Tuesday 5 October 2010

When lacking discipline -- just PUSH yourself! Be a robot!

Oh, oh, oh!

Today I did NOT feel like working out or even eating healthy. I just wanted to be a bum and play 'hookey' from my health. My usual self-motivation and almost obsessive drive for exact adherence to all things good for me just seemed to flee from my body, mind, and soul -- leaving me like an empty vessel ready to be filled by all things heavy and limp. I don't know if it was the rain, the unpacked boxes calling out to me in this house we just moved into with the disarray that goes with the move this time, the full laundry baskets after being gone for a few days, the knowledge that I only had this one day as I'm travelling AGAIN tomorrow for another 3 days. I was just beat.
Before I knew it, I was grabbing my sneakers and hightailing outta there!
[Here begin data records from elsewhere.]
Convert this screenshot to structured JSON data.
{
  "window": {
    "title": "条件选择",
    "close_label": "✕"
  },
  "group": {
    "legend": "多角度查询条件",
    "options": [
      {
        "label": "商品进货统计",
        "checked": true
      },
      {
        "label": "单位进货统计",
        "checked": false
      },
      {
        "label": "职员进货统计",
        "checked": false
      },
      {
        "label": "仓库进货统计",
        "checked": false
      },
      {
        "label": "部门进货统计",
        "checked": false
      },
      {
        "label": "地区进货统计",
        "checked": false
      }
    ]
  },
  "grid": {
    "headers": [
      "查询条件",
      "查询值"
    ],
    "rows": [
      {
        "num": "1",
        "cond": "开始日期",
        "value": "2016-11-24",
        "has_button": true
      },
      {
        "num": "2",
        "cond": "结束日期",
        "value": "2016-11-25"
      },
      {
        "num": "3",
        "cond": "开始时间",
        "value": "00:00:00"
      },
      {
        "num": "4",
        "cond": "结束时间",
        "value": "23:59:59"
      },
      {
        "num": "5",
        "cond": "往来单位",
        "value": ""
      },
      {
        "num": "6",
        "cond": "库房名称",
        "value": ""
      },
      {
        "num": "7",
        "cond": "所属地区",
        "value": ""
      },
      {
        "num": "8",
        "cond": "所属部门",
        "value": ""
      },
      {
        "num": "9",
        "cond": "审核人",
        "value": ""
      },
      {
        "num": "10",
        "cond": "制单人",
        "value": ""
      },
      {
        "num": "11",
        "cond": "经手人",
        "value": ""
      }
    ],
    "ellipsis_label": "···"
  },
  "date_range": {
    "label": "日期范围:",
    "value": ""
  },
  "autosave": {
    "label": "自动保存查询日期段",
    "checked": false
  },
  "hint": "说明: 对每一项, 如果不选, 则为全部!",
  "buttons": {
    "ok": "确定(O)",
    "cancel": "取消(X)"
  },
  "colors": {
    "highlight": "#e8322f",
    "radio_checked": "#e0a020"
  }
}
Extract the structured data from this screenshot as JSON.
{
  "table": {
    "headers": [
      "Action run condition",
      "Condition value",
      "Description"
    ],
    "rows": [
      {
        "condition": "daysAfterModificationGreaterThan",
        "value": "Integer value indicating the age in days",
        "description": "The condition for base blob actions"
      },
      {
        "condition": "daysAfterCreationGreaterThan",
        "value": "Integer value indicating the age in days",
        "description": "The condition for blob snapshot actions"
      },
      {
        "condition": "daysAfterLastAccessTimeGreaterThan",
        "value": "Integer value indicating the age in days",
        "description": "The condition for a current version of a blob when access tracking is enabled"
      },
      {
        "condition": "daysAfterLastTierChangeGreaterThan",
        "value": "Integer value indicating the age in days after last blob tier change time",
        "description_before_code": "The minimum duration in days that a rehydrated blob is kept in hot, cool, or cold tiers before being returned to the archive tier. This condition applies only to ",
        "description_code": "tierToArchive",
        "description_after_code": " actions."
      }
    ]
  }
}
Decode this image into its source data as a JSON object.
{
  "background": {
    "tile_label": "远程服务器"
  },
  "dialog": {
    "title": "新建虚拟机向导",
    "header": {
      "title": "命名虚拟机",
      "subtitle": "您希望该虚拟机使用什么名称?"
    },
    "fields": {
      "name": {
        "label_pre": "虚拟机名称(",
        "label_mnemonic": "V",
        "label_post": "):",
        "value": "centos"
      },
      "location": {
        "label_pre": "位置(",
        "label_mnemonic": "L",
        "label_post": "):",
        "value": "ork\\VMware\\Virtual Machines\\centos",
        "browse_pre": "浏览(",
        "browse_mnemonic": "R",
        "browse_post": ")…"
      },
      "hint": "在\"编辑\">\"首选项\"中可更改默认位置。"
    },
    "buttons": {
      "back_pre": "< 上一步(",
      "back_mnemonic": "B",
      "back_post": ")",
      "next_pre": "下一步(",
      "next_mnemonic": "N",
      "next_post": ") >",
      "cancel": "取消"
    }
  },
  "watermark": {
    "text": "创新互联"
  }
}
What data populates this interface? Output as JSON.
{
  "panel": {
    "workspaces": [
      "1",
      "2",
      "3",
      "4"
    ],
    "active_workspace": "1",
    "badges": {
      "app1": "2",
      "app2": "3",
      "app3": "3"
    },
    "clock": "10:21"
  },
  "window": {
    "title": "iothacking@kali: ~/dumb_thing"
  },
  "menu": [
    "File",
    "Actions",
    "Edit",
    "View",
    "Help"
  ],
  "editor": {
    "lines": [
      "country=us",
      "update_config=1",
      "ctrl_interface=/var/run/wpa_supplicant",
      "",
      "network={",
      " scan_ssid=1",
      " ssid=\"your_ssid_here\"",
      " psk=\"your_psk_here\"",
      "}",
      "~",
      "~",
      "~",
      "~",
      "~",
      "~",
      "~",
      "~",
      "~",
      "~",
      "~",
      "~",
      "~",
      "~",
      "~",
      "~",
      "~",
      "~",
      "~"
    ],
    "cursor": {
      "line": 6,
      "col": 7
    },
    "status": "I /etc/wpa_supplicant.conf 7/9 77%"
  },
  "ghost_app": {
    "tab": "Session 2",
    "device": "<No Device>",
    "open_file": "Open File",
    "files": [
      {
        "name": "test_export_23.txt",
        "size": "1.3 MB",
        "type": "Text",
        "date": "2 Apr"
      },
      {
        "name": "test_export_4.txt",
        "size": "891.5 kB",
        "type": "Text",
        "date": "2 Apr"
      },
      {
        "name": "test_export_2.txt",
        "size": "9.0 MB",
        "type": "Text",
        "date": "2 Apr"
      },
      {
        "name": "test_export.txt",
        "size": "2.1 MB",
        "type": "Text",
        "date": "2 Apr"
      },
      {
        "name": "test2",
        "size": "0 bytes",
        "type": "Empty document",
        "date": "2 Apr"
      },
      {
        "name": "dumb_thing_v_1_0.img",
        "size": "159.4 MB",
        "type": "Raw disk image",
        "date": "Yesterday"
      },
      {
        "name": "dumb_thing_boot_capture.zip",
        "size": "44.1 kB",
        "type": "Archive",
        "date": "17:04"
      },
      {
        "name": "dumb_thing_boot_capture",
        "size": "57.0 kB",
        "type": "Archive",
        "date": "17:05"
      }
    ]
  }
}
I zipped to the gym so fast, I hardly remember driving. I dashed out of the car and just mindlessly starting biking, treadmilling, lifting, and sweating. I often put more time and effort into my workout, but I was too afraid to stop and strategize my muscle groups today. I just went with the automatic flow of my flab! Then I went home and did 4 loads of wash, cleaned the bathrooms, folded and put away clothes, cooked some lentil soup with green salad, and pulled out everything healthy I could find on hand in the house to partake of my meals throughout this day. Well, it's now after 8PM and I've FINALLY come to my senses and am back in 'reflect' mode. Am I GLAD I didn't blow it!! I'm SO happy I keep a fridge and freezer and cupboards full of wholesome foods and no junk in the house. If so, I would've DEFINITELY been in 'noshing mode' on all the wrong substances like sat fats, simple sugars, and uber kcalories. I'm also glad I plunked down that money to join that gym and have been regularly going. This made me fall into file and do what I do without thinking of what TO do. Habits may be boring at times, but they do help when we are weak and uncreative -- both traits I had, today, in abundance and which I confess I have, inherently. So, today was one of those days that made me realize why I am not and will never be one of those smiley, happy personal trainers. As much as I love being fit and feel SO much better after my workouts and certainly, after I've gotten through a day of eating healthy and in control of my portions and limits -- it's just not easy for me. Which is why fitness feels THAT much better for me! Even the 'robot' version of myself. Sooner or later, the real me always comes back -- on my knees, yet clapping for joy!

GET HEALTHY! BE HEALTHY! IT FEELS GREAT!!